The collection is based on the courageous Queen Mother of the Ashanti Empire Yaa Asantewaa. As Queen Mother she was highly respected and in 1900 she led the war known as the War of the Golden Stool against British colonialism. Her brother the king had been exiled and the British governor-general demanded the Golden Stool, the throne and symbol of Asante sovereignty. With this request she had the stool hidden in the forest and arranged a secret meeting with the remaining members of the Asante Government. Seeing that many men were scared to carry out a plan to attack, Asantewaa denounced the men’s lack of courage and called for the women to rise up: “Now I have seen that some of you fear to go forward to fight for our king… Is it true that the bravery of the Asante is no more? I cannot believe it. It cannot be! I must say this: if you the men of Asante will not go forward, then we will. We the women will.” Her powerful words challenged the men to fight under her leadership in the historic War of the Golden Stool, the last major war led by an African woman. The war ended with the Ashanti maintaining their de facto independence and the stool was never handed over to the British.

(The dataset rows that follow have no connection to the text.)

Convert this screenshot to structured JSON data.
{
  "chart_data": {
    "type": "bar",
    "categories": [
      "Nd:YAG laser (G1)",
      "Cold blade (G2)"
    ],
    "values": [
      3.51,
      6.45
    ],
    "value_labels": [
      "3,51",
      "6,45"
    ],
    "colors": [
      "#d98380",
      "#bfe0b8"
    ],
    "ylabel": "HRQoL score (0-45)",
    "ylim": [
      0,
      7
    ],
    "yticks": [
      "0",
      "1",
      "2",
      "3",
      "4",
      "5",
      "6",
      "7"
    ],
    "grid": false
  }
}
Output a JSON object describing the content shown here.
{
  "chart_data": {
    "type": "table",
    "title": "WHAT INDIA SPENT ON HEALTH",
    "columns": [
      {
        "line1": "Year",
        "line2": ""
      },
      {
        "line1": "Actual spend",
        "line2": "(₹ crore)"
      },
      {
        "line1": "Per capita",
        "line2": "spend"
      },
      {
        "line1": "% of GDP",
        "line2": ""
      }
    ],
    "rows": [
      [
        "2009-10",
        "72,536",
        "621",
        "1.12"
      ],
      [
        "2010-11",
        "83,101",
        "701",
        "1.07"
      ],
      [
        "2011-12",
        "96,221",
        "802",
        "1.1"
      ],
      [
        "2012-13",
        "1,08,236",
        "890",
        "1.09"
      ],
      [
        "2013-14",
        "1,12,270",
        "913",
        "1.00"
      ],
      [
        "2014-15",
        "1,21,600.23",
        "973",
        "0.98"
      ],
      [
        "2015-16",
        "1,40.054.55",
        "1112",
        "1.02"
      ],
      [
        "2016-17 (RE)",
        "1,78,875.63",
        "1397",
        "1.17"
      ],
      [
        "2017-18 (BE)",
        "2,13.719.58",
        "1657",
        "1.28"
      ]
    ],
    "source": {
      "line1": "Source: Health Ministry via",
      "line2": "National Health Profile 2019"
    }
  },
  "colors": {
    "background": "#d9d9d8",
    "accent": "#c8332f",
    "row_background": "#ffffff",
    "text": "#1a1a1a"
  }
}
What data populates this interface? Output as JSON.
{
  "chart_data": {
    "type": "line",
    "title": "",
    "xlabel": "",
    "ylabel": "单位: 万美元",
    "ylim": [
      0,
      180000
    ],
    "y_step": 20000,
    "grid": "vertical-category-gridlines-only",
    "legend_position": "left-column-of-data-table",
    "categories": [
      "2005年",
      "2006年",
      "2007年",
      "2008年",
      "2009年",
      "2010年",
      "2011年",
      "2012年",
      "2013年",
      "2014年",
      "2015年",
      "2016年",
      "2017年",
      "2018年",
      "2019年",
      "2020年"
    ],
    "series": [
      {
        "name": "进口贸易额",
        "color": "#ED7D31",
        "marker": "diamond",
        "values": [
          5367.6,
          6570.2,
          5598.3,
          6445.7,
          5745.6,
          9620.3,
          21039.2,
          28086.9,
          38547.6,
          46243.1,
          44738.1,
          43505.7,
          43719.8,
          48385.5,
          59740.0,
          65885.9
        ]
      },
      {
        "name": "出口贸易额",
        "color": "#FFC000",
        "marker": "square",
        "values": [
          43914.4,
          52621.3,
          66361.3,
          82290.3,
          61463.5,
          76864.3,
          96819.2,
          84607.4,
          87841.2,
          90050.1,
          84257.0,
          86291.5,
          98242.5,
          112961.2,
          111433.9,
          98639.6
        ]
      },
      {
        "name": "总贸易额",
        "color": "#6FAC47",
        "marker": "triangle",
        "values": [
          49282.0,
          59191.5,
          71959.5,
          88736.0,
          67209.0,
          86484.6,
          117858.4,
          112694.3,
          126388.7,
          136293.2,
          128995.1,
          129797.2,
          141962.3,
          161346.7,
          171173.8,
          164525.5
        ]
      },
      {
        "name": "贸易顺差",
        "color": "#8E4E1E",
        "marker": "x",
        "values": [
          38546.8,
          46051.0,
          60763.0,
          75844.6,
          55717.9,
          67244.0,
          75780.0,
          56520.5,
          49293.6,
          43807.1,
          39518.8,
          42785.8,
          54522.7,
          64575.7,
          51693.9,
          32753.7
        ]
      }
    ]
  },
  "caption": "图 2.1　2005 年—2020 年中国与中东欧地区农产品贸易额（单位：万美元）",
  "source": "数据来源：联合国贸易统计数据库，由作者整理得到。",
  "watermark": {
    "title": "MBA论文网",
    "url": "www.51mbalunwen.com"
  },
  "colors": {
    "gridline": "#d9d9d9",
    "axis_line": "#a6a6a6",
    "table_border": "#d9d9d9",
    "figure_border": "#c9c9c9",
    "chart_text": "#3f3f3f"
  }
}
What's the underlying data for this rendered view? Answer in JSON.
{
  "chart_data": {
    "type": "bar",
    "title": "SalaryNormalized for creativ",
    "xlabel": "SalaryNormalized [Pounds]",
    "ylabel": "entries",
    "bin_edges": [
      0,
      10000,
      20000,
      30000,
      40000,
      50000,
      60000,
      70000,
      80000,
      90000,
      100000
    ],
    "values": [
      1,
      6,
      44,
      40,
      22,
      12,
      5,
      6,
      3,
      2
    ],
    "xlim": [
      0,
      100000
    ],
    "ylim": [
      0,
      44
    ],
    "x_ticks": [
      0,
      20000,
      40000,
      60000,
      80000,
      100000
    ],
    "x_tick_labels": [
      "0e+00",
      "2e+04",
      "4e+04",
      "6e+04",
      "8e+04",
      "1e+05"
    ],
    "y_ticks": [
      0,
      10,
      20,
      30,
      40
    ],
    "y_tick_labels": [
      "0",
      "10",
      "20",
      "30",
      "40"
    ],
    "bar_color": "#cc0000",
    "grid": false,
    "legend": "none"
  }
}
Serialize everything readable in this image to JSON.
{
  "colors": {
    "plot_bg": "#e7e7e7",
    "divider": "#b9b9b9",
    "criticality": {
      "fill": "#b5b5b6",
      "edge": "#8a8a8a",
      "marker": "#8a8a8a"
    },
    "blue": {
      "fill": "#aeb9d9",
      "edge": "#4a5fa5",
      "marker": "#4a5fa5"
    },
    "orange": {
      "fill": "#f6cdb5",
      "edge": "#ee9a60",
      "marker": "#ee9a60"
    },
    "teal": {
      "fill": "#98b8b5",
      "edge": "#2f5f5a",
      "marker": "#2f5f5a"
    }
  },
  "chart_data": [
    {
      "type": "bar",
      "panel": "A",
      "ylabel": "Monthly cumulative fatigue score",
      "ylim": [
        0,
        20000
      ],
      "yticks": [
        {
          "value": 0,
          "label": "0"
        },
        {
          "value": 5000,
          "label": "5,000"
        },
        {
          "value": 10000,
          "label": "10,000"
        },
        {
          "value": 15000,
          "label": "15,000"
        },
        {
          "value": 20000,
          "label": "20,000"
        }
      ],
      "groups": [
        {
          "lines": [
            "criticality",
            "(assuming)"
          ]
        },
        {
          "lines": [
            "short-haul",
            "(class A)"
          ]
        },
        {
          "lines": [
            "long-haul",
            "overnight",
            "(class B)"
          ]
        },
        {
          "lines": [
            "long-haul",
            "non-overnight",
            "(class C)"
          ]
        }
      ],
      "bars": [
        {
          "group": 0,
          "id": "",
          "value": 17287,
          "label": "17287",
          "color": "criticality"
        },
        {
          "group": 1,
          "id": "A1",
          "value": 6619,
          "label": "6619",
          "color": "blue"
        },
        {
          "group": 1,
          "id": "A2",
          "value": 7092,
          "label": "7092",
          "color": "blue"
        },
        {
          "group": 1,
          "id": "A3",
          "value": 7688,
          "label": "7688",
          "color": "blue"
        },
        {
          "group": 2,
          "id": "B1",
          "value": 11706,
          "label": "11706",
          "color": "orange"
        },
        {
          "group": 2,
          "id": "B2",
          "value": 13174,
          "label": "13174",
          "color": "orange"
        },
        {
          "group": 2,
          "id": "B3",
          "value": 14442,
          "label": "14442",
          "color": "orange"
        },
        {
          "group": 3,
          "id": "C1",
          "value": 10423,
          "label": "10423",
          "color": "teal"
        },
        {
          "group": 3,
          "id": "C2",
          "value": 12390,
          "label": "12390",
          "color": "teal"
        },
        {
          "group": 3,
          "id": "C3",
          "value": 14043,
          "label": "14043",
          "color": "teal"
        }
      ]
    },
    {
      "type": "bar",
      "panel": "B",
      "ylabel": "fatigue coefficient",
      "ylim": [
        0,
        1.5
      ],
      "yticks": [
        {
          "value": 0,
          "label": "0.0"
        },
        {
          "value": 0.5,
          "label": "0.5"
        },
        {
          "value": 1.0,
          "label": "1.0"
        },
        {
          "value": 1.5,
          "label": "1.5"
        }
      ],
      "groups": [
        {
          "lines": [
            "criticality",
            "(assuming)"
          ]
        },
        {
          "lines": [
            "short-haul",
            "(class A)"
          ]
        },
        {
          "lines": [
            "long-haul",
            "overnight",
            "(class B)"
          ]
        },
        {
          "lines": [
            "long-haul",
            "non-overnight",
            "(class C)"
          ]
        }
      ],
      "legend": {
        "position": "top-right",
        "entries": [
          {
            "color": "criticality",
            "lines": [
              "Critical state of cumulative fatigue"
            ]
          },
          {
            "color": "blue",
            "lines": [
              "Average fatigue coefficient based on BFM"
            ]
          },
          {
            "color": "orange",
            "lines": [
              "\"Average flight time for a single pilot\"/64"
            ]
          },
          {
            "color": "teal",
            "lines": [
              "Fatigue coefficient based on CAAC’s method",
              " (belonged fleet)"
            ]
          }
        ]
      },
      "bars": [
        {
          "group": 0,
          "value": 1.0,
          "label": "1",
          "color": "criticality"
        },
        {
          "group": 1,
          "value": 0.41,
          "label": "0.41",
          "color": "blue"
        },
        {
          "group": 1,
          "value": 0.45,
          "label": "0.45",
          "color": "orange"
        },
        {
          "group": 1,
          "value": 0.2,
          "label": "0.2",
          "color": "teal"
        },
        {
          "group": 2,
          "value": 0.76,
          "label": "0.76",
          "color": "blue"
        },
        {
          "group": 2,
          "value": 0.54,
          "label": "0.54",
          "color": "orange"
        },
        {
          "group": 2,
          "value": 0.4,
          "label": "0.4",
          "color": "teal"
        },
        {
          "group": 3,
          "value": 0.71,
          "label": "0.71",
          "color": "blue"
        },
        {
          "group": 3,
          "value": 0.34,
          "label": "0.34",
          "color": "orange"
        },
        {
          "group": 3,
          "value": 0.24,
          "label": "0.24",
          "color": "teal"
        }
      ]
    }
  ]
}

Today her story of her courage is taught throughout primary schools in Ghana as an inspiration to young girls. Details of the golden stool, textures from the forest where it was hidden, and architectural forms of the Kumasi fort where the battle took place, are the main design elements of the Golden Throne collection. The pieces are bold and gold plated to represent the traditional jewelry of the region. The power and courage of Yaa Asantewaa can be felt in the unapologetically overpowering pieces of the collection.